I'm trying to prove the symmetry of mixed partial derivatives in which the following lemma is appealed.
$\textbf{Lemma:}$ Let $X$ be open in $\mathbb R^n$, $f:X \to F$, and $m \in \mathbb N$. We $h \in \mathbb R$ and $j \in \{1,\ldots,n\}$, we define a map $\Delta_j^h f$ by $$\Delta_j^h f: X \to F, \quad x \mapsto f(x+he_j)-f(x)$$
Suppose $j_1, j_2, \ldots, j_m \in\{1,\ldots,n\}$ and $\sigma$ is a permutation of $\{1, \ldots, m\}$. Then $$ \Delta_{j_1}^{h_1} \Delta_{j_2}^{h_2} \cdots\Delta_{j_m}^{h_m} f (a) = \Delta_{j_{\sigma(1)}}^{h_{\sigma(1)}} \Delta_{j_{\sigma(2)}}^{h_{\sigma(2)}} \cdots\Delta_{j_{\sigma(m)}}^{h_{\sigma(m)}} f (a)$$
Could you please verify if my proof looks fine or contains logical gaps/errors?

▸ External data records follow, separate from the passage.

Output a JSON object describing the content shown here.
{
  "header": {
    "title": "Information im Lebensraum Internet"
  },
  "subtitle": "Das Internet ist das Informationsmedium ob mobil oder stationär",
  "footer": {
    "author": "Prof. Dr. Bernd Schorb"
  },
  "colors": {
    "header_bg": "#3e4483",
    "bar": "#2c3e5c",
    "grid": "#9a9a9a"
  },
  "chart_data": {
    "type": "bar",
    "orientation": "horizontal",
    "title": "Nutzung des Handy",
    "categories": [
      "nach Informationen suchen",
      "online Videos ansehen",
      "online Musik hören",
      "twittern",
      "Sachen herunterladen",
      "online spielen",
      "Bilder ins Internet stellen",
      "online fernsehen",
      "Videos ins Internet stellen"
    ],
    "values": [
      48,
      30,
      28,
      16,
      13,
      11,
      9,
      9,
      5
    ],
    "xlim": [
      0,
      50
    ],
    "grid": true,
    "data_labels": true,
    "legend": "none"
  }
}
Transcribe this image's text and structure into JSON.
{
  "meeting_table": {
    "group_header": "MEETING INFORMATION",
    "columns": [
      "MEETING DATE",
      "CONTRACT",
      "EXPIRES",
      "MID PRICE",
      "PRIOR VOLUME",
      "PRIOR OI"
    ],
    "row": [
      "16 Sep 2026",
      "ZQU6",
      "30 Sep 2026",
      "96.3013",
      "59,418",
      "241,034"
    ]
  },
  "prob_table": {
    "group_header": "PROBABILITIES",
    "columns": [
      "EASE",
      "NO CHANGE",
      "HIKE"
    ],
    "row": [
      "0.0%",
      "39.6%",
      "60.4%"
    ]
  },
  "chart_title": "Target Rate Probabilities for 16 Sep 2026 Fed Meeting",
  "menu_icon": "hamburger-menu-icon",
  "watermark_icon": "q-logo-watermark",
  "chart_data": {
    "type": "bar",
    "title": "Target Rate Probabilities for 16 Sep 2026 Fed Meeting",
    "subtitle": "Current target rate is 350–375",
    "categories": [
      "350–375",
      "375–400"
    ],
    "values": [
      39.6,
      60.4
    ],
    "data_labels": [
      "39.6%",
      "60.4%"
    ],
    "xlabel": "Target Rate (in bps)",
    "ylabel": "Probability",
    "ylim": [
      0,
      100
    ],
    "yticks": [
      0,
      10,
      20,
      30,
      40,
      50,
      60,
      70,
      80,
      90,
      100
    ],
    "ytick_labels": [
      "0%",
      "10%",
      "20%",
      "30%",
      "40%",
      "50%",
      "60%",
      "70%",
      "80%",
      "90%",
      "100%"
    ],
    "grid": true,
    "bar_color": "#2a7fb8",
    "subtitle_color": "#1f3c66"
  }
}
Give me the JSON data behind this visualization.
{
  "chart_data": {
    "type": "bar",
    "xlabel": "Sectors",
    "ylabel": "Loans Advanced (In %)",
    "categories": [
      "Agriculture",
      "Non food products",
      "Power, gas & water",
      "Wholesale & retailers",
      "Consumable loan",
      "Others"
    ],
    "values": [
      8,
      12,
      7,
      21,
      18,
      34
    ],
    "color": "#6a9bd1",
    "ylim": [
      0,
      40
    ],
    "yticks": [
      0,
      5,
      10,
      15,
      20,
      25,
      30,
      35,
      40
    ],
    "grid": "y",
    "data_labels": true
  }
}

Thank you so much for your help!
$\textbf{My attempt:}$
Because every permutation is a product of adjacent transpositions, it suffices to prove that $$\Delta_{j_1}^{h_1} \Delta_{j_2}^{h_2} f (a) = \Delta_{j_2}^{h_2} \Delta_{j_1}^{h_1} f (a)$$
We have $$\begin{aligned} \Delta_{j_1}^{h_1} \Delta_{j_2}^{h_2} f (a)& = \Delta_{j_1}^{h_1} \left ( f(a+h_2 e_{j_2})-f(a) \right)\\ &= \Delta_{j_1}^{h_1} f(a+h_2 e_{j_2}) - \Delta_{j_1}^{h_1} f(a) \\ &= (f(a+h_2 e_{j_2} + h_1 e_{j_1})- f(a+h_2 e_{j_2})) - ( f(a+h_1 e_{j_1} ) - f(a)) \\ &= f(a+h_2 e_{j_2} + h_1 e_{j_1})- f(a+h_2 e_{j_2}) - f(a+h_1 e_{j_1} ) + f(a)\end{aligned}$$ and $$\begin{aligned} \Delta_{j_2}^{h_2} \Delta_{j_1}^{h_1} f (a)& = \Delta_{j_2}^{h_2} \left ( f(a+h_1 e_{j_1})-f(a) \right)\\ &= \Delta_{j_2}^{h_2} f(a+h_1 e_{j_1}) - \Delta_{j_2}^{h_2} f(a) \\ &= (f(a+ h_1 e_{j_1}+h_2 e_{j_2} )- f(a+h_1 e_{j_1})) - ( f(a+h_2 e_{j_2} ) - f(a)) \\ &= f(a + h_1 e_{j_1}+h_2 e_{j_2})- f(a+h_1 e_{j_1}) - f(a+h_2 e_{j_2} ) + f(a)\end{aligned}$$
Hence the expansions of $\Delta_{j_1}^{h_1} \Delta_{j_2}^{h_2} f (a)$ and $\Delta_{j_2}^{h_2} \Delta_{j_1}^{h_1} f (a)$ are identical. Thus $\Delta_{j_1}^{h_1} \Delta_{j_2}^{h_2} f (a) = \Delta_{j_2}^{h_2} \Delta_{j_1}^{h_1} f (a)$. This completes the proof.